The person I learned this from (anixx from the Math Stack Exchange website) used a slightly different notation: He preferred \(\bf{j}\) and \(\bf{k}\) instead of \(i\) and \(j\), probably to not cause ambiguity with complex numbers, so what he actually showed me was more like \(-\frac{1}{3}+\frac{(\sqrt{3}-1)}{3}j-\frac{\sqrt{3}+1}{3}k\). Here's what the group looks like:

\[\left\{-\frac{1}{3}+\frac{(\sqrt{3}-1)}{3}j-\frac{(\sqrt{3}+1)}{3}k,\quad-\frac{1}{3}+\frac{2}{3}j+\frac{2}{3}k,\quad-\frac{1}{3}-\frac{(\sqrt{3}+1)}{3}j+\frac{(\sqrt{3}-1)}{3}k,\quad{1}\right\}\]

I will use \(j\) and \(k\) for the rest of this post to make comparisons with complex numbers easier. And since it is a three-dimensional polytopic algebra based on a \(3\)-orthoplexic group (generated by  \(\left\langle{-j}\right\rangle\)), I will use the following notation for the triplex algebra: \(\bf{\Bbb{X}_3}\)

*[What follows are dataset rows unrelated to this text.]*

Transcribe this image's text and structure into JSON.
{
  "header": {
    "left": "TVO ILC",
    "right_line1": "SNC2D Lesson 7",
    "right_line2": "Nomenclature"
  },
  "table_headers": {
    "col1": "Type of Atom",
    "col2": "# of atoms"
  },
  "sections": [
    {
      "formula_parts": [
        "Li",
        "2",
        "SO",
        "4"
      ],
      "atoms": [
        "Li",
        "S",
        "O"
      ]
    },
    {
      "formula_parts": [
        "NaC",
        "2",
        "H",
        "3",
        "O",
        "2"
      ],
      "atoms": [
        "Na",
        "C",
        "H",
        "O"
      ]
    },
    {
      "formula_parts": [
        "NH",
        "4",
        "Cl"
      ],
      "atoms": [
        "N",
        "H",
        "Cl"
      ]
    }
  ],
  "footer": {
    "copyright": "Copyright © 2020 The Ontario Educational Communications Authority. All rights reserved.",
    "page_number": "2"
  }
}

Casual Graphman was very thorough in analyzing the algebra he constructed. Not only did he show that \(\Bbb{X}_3\) contains zero divisors, but he also showed that the concept of the conjugate in this algebra is not an involution, making this a very weird algebra indeed. Not only that, but he also gave matrix representations of the basis elements, as well as closed form exponential functions for both the standard basis and the "diagonal" basis.

The Circle Group and the Cylinder Group of \(\Bbb{X}_3\) 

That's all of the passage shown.